Les antichavistes - du nom d'Hugo Chavez, président de 1999 à sa mort en 2013, dont Nicolas Maduro est l'héritier - sont catégoriquement opposés à la désignation d'une Assemblée constituante: elle permettra selon eux de contourner le Parlement, où ils sont majoritaires depuis les élections de décembre 2015.

L'opposition a annoncé que son appel à la grève générale était largement suivi. «Nous avons atteint un chiffre de 85% de participation à la grève», a déclaré à l'AFP le député Freddy Guevara, vice-président du Parlement.

Peu auparavant, M. Maduro a au contraire affirmé que le mouvement était peu suivi. «Nous avons de nouveau gagné (...). Les seuls qui peuvent paralyser ce pays sont les chavistes», a affirmé le président, assurant que les secteurs clés de l'économie tournaient «à 100%».

Dans plusieurs quartiers de Caracas et d'autres villes comme Maracaibo, dans l'ouest du pays, les rues étaient bloquées par des barricades depuis le matin. Des affrontements entre les deux camps ou avec la police ont éclaté en divers endroits.
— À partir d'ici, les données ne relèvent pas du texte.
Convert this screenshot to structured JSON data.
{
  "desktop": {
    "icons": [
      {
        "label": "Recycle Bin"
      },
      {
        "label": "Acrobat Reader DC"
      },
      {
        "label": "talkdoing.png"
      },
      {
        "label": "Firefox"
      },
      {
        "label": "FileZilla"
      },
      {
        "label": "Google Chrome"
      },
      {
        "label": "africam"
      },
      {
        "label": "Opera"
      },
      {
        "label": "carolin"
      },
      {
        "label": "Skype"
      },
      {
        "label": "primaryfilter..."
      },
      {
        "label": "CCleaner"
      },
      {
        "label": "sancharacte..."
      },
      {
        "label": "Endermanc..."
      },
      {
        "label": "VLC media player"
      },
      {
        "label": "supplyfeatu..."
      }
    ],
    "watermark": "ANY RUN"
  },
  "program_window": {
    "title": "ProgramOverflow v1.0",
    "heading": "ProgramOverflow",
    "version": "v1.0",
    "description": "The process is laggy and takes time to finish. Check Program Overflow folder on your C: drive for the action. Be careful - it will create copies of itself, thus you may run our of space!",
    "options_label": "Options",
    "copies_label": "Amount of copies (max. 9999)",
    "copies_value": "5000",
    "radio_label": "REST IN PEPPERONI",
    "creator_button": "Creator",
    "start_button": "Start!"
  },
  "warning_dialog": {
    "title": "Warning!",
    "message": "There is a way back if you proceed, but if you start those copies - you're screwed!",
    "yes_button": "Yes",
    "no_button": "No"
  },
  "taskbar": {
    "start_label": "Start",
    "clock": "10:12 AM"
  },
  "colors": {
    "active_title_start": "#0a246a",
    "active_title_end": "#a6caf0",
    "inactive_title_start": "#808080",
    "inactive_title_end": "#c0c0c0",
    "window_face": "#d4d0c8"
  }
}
Le 30 juillet, les 545 membres de l'assemblée constituante doivent être élus avec pour mission de réécrire la Constitution.
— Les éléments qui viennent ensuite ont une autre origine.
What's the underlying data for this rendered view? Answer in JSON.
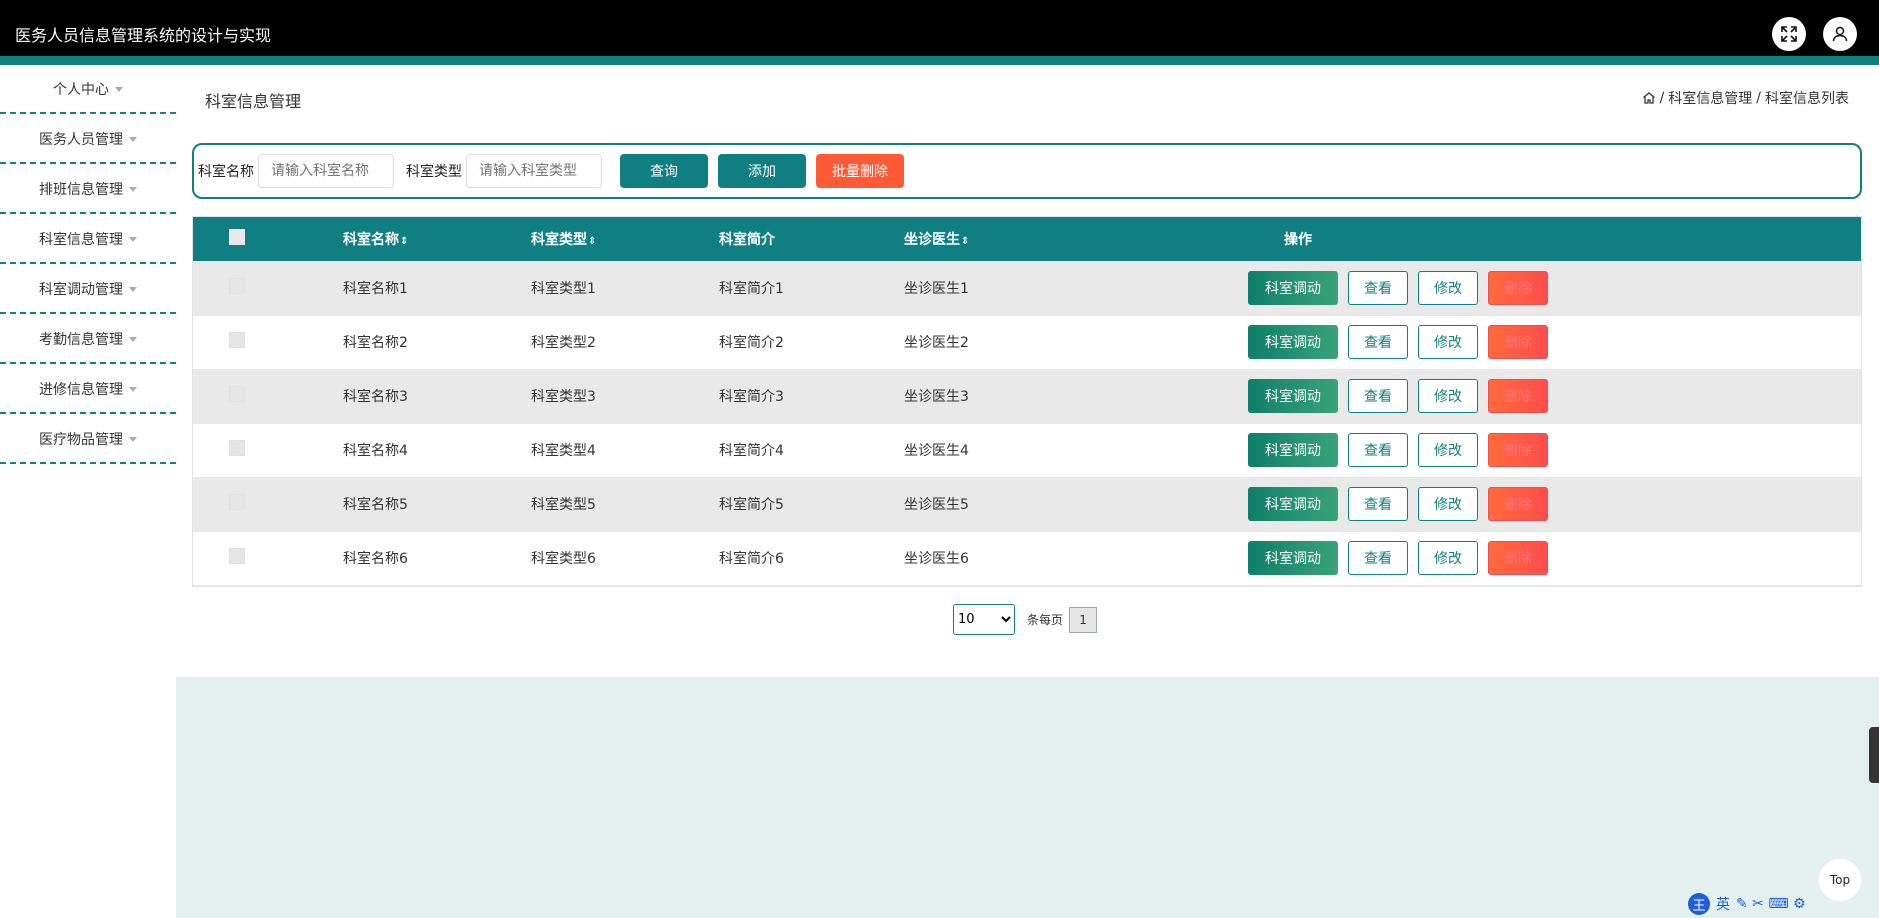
{
  "header": {
    "title": "医务人员信息管理系统的设计与实现"
  },
  "icons": {
    "fullscreen": "fullscreen-icon",
    "user": "user-icon",
    "home": "home-icon"
  },
  "sidebar": {
    "items": [
      {
        "label": "个人中心"
      },
      {
        "label": "医务人员管理"
      },
      {
        "label": "排班信息管理"
      },
      {
        "label": "科室信息管理"
      },
      {
        "label": "科室调动管理"
      },
      {
        "label": "考勤信息管理"
      },
      {
        "label": "进修信息管理"
      },
      {
        "label": "医疗物品管理"
      }
    ]
  },
  "page": {
    "title": "科室信息管理",
    "breadcrumb": [
      "科室信息管理",
      "科室信息列表"
    ],
    "breadcrumb_sep": "/"
  },
  "search": {
    "name_label": "科室名称",
    "name_placeholder": "请输入科室名称",
    "type_label": "科室类型",
    "type_placeholder": "请输入科室类型",
    "query_label": "查询",
    "add_label": "添加",
    "batch_delete_label": "批量删除"
  },
  "table": {
    "columns": [
      "科室名称",
      "科室类型",
      "科室简介",
      "坐诊医生",
      "操作"
    ],
    "sort_glyph": "⇕",
    "rows": [
      [
        "科室名称1",
        "科室类型1",
        "科室简介1",
        "坐诊医生1"
      ],
      [
        "科室名称2",
        "科室类型2",
        "科室简介2",
        "坐诊医生2"
      ],
      [
        "科室名称3",
        "科室类型3",
        "科室简介3",
        "坐诊医生3"
      ],
      [
        "科室名称4",
        "科室类型4",
        "科室简介4",
        "坐诊医生4"
      ],
      [
        "科室名称5",
        "科室类型5",
        "科室简介5",
        "坐诊医生5"
      ],
      [
        "科室名称6",
        "科室类型6",
        "科室简介6",
        "坐诊医生6"
      ]
    ],
    "actions": {
      "transfer": "科室调动",
      "view": "查看",
      "edit": "修改",
      "delete": "删除"
    }
  },
  "pagination": {
    "page_size": "10",
    "page_size_options": [
      "10"
    ],
    "per_page_label": "条每页",
    "current_page": "1"
  },
  "footer": {
    "top_label": "Top",
    "ime_label": "英"
  },
  "colors": {
    "primary": "#0f7f82",
    "danger": "#ff5a36",
    "bottom_bg": "#e3f0ed"
  }
}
Pour le gouvernement, cette future assemblée sera un «super pouvoir» qui pourra dissoudre le Parlement et dont la durée du mandat n'est pas définie.

Estimant le mode de désignation des candidats à l'assemblée constituante verrouillé et trop favorable au chavisme, l'opposition a choisi de boycotter le processus électoral.
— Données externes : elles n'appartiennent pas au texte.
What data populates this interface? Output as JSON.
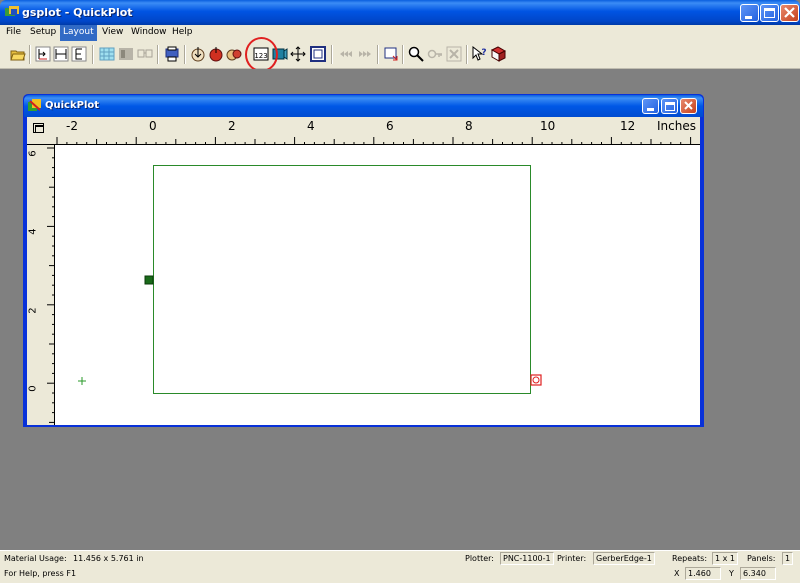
{
  "app": {
    "title": "gsplot - QuickPlot"
  },
  "menu": {
    "items": [
      "File",
      "Setup",
      "Layout",
      "View",
      "Window",
      "Help"
    ],
    "active": "Layout"
  },
  "child_window": {
    "title": "QuickPlot",
    "ruler_h_labels": [
      "-2",
      "0",
      "2",
      "4",
      "6",
      "8",
      "10",
      "12"
    ],
    "ruler_units": "Inches",
    "ruler_v_labels": [
      "6",
      "4",
      "2",
      "0"
    ]
  },
  "status": {
    "material_label": "Material Usage:",
    "material_value": "11.456 x 5.761 in",
    "plotter_label": "Plotter:",
    "plotter_value": "PNC-1100-1",
    "printer_label": "Printer:",
    "printer_value": "GerberEdge-1",
    "repeats_label": "Repeats:",
    "repeats_value": "1 x 1",
    "panels_label": "Panels:",
    "panels_value": "1",
    "help_text": "For Help, press F1",
    "x_label": "X",
    "x_value": "1.460",
    "y_label": "Y",
    "y_value": "6.340"
  },
  "colors": {
    "accent_active_menu": "#316ac5",
    "material_rect": "#2a8a2a",
    "highlight_ring": "#e02020"
  }
}
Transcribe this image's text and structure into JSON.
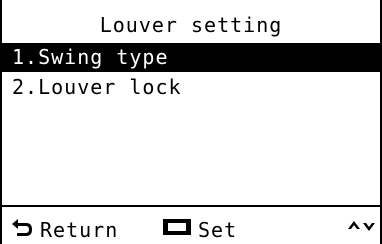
{
  "screen": {
    "title": "Louver setting"
  },
  "menu": {
    "items": [
      {
        "label": "1.Swing type",
        "selected": true
      },
      {
        "label": "2.Louver lock",
        "selected": false
      }
    ]
  },
  "footer": {
    "return_label": "Return",
    "return_icon": "return-arrow-icon",
    "set_label": "Set",
    "set_icon": "set-button-icon",
    "nav_icon": "up-down-arrows-icon"
  }
}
Confronté à une intense pression diplomatique, le chef de l'État socialiste assure que le projet de Constituante sera maintenu «pour la paix et le redressement économique» du pays. Il rejette les menaces de sanctions économiques du président américain Donald Trump en cas d'élection de cette assemblée.

La grève générale est soutenue par le patronat, les chambres de commerce et d'industrie, une partie des syndicats, les étudiants et les entreprises de transport.

Certains secteurs économiques, accusés par le président de mener une «guerre économique», craignent l'instauration, via l'assemblée constituante, d'un modèle économique «à la cubaine».

Industrie pétrolière stratégique

Le gouvernement, qui a menacé de sanctions les entreprises participant à la grève, contrôle la très stratégique industrie pétrolière et la fonction publique, qui compte près de trois millions d'employés.

Entre décembre 2002 et janvier 2003, une grève générale convoquée par l'opposition à Hugo Chavez avait paralysé la production de la compagnie nationale des pétroles, la PDVSA. Quelque 17 000 grévistes de PDVSA avaient été licenciés.

L'entreprise a dit fonctionner normalement jeudi.

Frappé par une grave pénurie d'aliments et de médicaments et une inflation galopante, le Venezuela a perdu 70% des ses entreprises ces dix dernières années, et celles qui restent fonctionnent à 30% de leurs capacités, selon le syndicat patronal Fedecamaras.

70% des Vénézuéliens rejettent l'Assemblée constituante, selon l'institut Datanalisis. Un rejet confirmé par le vote massif de 7,6 millions de personnes à la consultation symbolique organisée par l'opposition dimanche.

Seule l'armée, soutien inconditionnel de M. Maduro, pourrait faire pencher la balance, juge le politologue Luis Salamanca. Mais cela semble peu probable: mercredi encore, en rejetant les menaces de Donald Trump, le ministre de la Défense, le général Vladimir Padrino Lopez, a promis de défendre l'élection de cette assemblée controversée.